Op de meest onverwachte momenten overvalt het me. De stupiditeit van het mens-zijn. Het trieste staccato van een levensritme. De zwartgalligheid van het alledaagse.
Je slaapt. Je vreet. Je werkt. Je sekst. Je poept. En dan slaap je nog maar eens een keer.
Het doelloos op de bank voor je uit staren, wat ik just en moment doe, kan ik nog aan dat lijstje toevoegen. Sommigen van ons reproduceren in de tussentijd, bij gelegenheid. Iets wat gedurende een begrensd tijdsbestek wat meer ‘doel’ aan je leven geeft. Of zou kunnen geven. Je leeft dan immers tijdelijk voor één of zelfs meerdere ander mensjes.

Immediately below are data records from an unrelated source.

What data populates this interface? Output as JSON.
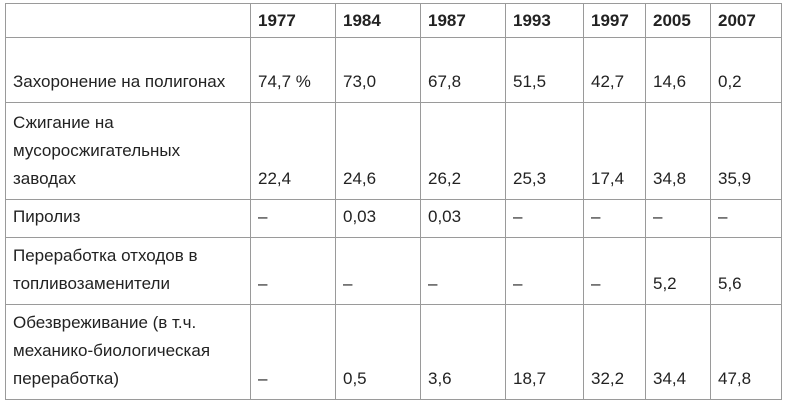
{
  "table": {
    "header": [
      "1977",
      "1984",
      "1987",
      "1993",
      "1997",
      "2005",
      "2007"
    ],
    "rows": [
      [
        "Захоронение на полигонах",
        "74,7 %",
        "73,0",
        "67,8",
        "51,5",
        "42,7",
        "14,6",
        "0,2"
      ],
      [
        "Сжигание на мусоросжигательных заводах",
        "22,4",
        "24,6",
        "26,2",
        "25,3",
        "17,4",
        "34,8",
        "35,9"
      ],
      [
        "Пиролиз",
        "–",
        "0,03",
        "0,03",
        "–",
        "–",
        "–",
        "–"
      ],
      [
        "Переработка отходов в топливозаменители",
        "–",
        "–",
        "–",
        "–",
        "–",
        "5,2",
        "5,6"
      ],
      [
        "Обезвреживание (в т.ч. механико-биологическая переработка)",
        "–",
        "0,5",
        "3,6",
        "18,7",
        "32,2",
        "34,4",
        "47,8"
      ]
    ]
  }
}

Als je geluk hebt, wordt dat kroost gezond groot en heeft het jou niet meer nodig. Vanaf dat moment kun je met een gerust hart weer terug naar het gezapige slaap-vreet-werk-poep-seks-en-slaap-ritme.
In feite is het leven één groot, gezapig melange van ademhalen, adem inhouden en naar lucht happen. Maar vooral van slikken. En doorademen. Desnoods met slechte adem. Het is je er doorheen vreten of opgevreten worden. Een odeur van potige mislukkingen en ongelukkige missers naast de pot. Van stank voor dank en ergens dankbaar instinken. Misselijkmakend.
Ergens komt dan dat ene punt, waarvan je innig hoopt dat het pas – óf juist al – het midden van je leven is. Crisis. Je begint plots terug te blikken. Want eindelijk ís er ook echt iets om op terug te kijken. Je staart meewarig naar de uitwerpselen, resten en overblijfselen van je tot op dat moment geleefde bestaan.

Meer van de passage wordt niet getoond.